I wish to bring one or two matters to the minister's attention. One is the interminable delay that some people experience in trying to have their appeals heard. I shall not go into great detail and I shall cite only one case as an example. It is the case of a veteran who was receiving a disability pension and who died approximately two years ago. Because it was alleged that his disability was only two-fifths attributable to war service his wife was not entitled to a war pension. Following his death strong evidence came to light contesting the allegation that his disability was two-fifths attributable to his war service and supporting strongly the widow's claim for a pension. I will not go into details about the case since it is being processed. I shall merely say that from my reading of the evidence there is a strong case for paying the widow a pension. She appealed the previous decision some months ago and despite numerous telephone calls and letters I understand that the appeal will not be heard until May or June.
[DOT] (5:30 p.m.)
The widow is faced with a real problem.
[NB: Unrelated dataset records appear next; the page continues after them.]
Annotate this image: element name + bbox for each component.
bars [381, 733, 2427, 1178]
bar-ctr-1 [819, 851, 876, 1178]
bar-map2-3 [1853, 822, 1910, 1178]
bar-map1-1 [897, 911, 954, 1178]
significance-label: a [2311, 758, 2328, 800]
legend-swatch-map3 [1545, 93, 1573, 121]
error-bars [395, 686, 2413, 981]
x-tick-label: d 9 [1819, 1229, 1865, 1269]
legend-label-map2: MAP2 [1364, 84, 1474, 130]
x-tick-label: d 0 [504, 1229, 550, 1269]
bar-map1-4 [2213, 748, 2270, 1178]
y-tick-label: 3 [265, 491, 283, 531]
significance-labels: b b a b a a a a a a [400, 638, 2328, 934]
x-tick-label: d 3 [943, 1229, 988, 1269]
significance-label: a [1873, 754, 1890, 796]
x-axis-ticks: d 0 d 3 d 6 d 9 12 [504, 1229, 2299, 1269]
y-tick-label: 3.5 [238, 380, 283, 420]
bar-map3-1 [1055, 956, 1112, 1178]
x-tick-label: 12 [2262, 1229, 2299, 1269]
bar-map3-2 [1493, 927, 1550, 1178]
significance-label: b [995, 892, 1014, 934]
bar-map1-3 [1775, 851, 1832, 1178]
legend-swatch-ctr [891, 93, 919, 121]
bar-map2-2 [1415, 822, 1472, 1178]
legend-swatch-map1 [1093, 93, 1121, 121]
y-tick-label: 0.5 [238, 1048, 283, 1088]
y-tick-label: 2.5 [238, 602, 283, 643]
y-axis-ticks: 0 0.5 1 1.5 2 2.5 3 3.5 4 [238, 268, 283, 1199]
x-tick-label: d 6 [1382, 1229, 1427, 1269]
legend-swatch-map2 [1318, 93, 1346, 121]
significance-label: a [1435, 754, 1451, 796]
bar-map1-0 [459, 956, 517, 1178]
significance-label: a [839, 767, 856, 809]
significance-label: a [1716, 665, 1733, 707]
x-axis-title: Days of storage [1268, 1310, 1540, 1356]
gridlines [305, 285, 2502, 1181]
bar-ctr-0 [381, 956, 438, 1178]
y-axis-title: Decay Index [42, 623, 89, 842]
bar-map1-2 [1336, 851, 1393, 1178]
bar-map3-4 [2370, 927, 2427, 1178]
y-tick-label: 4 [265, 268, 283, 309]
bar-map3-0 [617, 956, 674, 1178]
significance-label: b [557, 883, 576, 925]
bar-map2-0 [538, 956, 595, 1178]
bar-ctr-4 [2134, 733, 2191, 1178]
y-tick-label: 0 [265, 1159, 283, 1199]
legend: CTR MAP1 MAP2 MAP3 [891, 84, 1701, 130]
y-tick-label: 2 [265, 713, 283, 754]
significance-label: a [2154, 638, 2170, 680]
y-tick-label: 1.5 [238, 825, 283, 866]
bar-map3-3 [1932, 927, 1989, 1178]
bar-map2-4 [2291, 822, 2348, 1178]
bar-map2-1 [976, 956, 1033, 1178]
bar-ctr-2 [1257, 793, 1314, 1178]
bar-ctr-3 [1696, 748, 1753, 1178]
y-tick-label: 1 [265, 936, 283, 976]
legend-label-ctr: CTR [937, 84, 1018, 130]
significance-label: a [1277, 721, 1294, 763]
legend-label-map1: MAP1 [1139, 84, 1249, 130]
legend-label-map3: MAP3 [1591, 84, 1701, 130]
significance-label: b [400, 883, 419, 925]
She has a child attending a secondary school. He will finish school this year and she wants to send him to a university. Although she does not at present need financial assistance she is obliged to conserve the little money she has in order to hold on to her home. Her resources are not enough to permit her to further the education of her child without assistance and she is anxious to know where she stands so far as the child is concerned. In all fairness I do not understand why there should be such a delay in handling appeals after all the evidence has been turned in. In cases of this kind, widows are placed in an extremely unenviable position.
I have been involved in another similar case. The appeal was finally decided in the widow's favour after the case had been under consideration for almost five years. Such delays appear to be unnecessary and when they do occur the provision for 12 months

March 11, 1968
Supply-Veterans Affairs retroactive pay is insufficient. Something should be done to expedite the handling of appeals in cases such as those I have mentioned.